I mongoli erano caratterizzati da una tolleranza religiosa nei confronti dei popoli sottomessi

I mongoli erano un popolo nomade che viveva nelle steppe dell’Asia settentrionale tra il deserto del Gobi e il lago Baikal.

Venivano chiamati dai cinesi “tata” e dagli europei “tartari”.

Nel 1216 il leggendario Temujin assunse il titolo di Gengis Khan, cioè di capo universale.

Gengis Khan unificò le tribù mongole, turche e tartare istaurando un vero e proprio impero.

I mongoli erano uomini dediti:

  • alla caccia
  • alla pastorizia
  • all’allenamento degli equini

Essi avevano una lunga tradizione militare e conoscenze della metallurgia.

I mongoli costituirono un vasto impero invadendo inizialmente la Cina settentrionale e conquistando Pechino e tutta l’Asia.

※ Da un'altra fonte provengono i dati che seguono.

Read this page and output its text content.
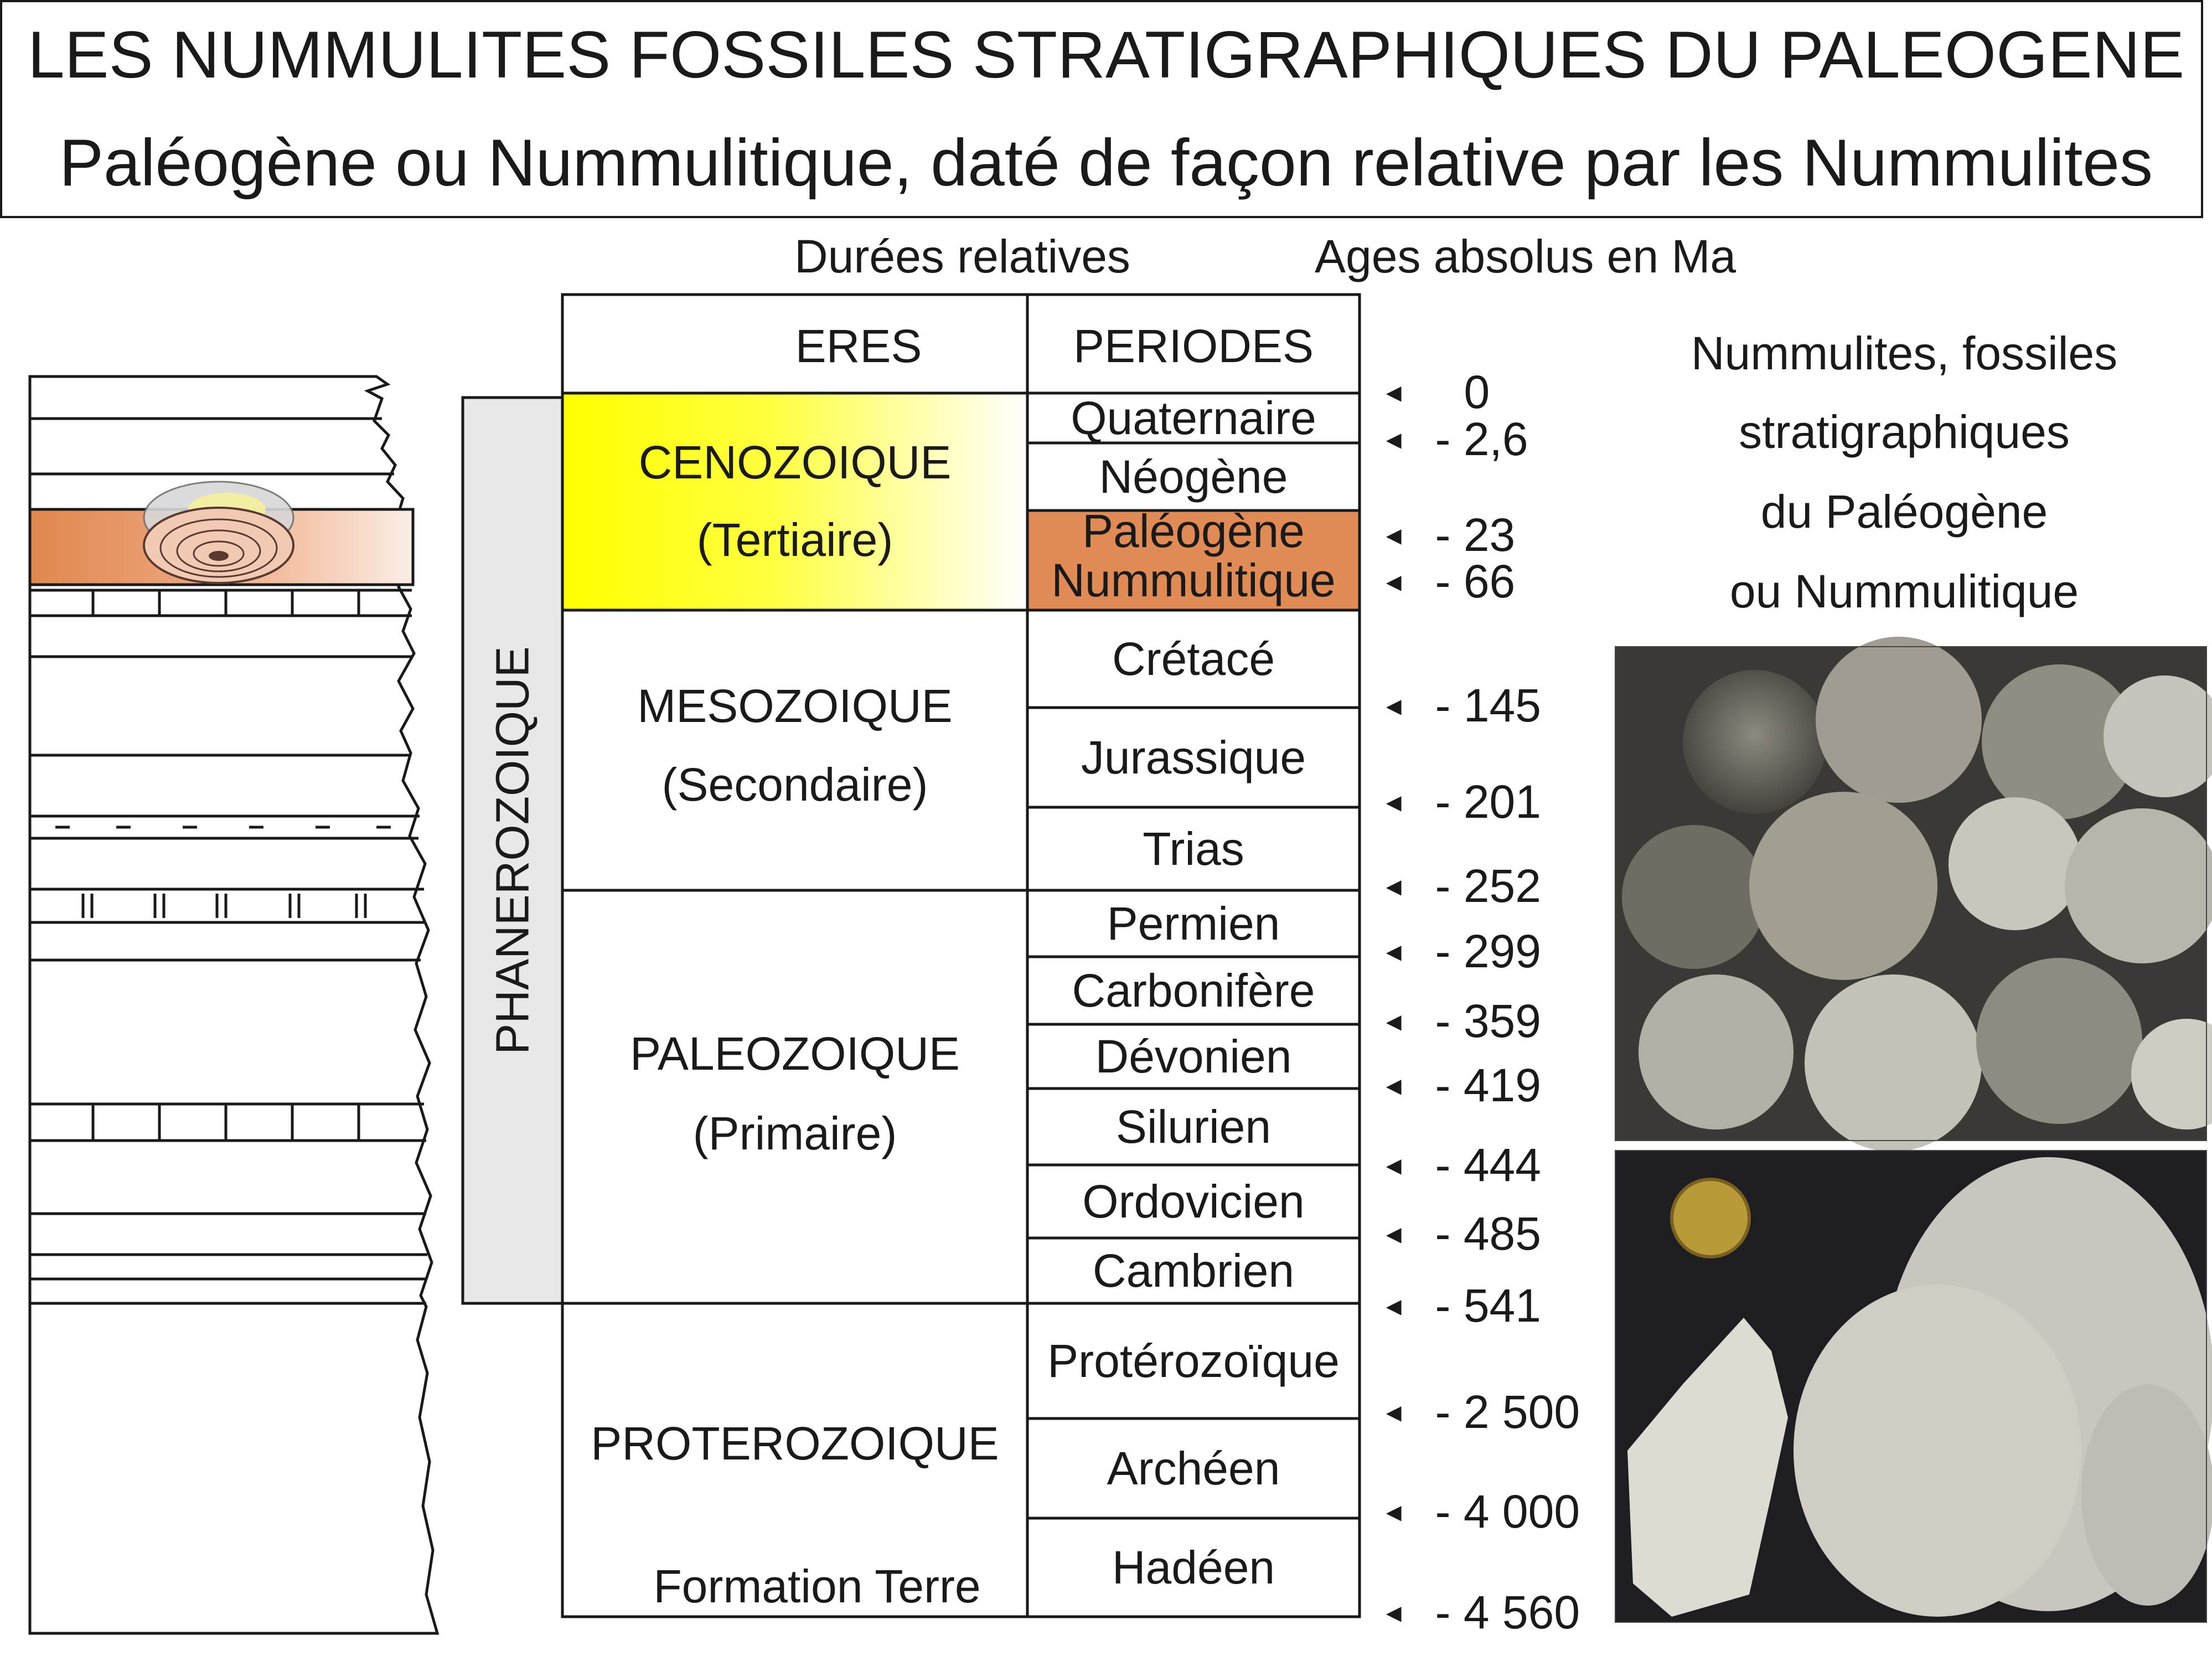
LES NUMMULITES FOSSILES STRATIGRAPHIQUES DU PALEOGENE
Paléogène ou Nummulitique, daté de façon relative par les Nummulites
Durées relatives	Ages absolus en Ma
PHANEROZOIQUE
ERES	PERIODES
CENOZOIQUE
(Tertiaire)
MESOZOIQUE
(Secondaire)
PALEOZOIQUE
(Primaire)
PROTEROZOIQUE
Formation Terre
Quaternaire
Néogène
Paléogène
Nummulitique
Crétacé
Jurassique
Trias
Permien
Carbonifère
Dévonien
Silurien
Ordovicien
Cambrien
Protérozoïque
Archéen
Hadéen
◄ 0
◄ - 2,6
◄ - 23
◄ - 66
◄ - 145
◄ - 201
◄ - 252
◄ - 299
◄ - 359
◄ - 419
◄ - 444
◄ - 485
◄ - 541
◄ - 2 500
◄ - 4 000
◄ - 4 560
Nummulites, fossiles
stratigraphiques
du Paléogène
ou Nummulitique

Tuttavia Gengis Khan morì nel 1227 durante una campagna in Cina e l’impero mongolo venne diviso in quattro organismi statali definiti “khanati”.

Nel 1279, Kubilai, nipote di Gengis Khan completó la conquista della Cina.

I mongoli erano caratterizzati da una tolleranza religiosa nei confronti dei popoli sottomessi.

Poi quando i mongoli decisero di mettere fine al loro nomadismo inizió un periodo definito dagli storici “pax mongolica”, cioè un periodo  di pace e prosperità economica.

La pax mongolica portò due conseguenze importanti:

  • l’intensificazione dei traffici commerciali fra Oriente e Occidente.
  • l’incontro fra la cultura asiatica e quella europea.

Dopo la morte di Kubilai, l’impero mongolo iniziò a sgretolarsi in quanto i quattro khonati erano dovuti di fatto Stati indipendenti.

Nel 1360 Timur Lang si autoproclama restauratore dell’impero mongolo.

Lang era conosciuto in Europa come  “Tamerlano il terribile” a causa delle numerose campagne militari sanguinose fatte in India e in Asia Minore.

Tamerlano il terribile morì nel 1405 e di conseguenza ci fu il crollo dell’impero mongolo.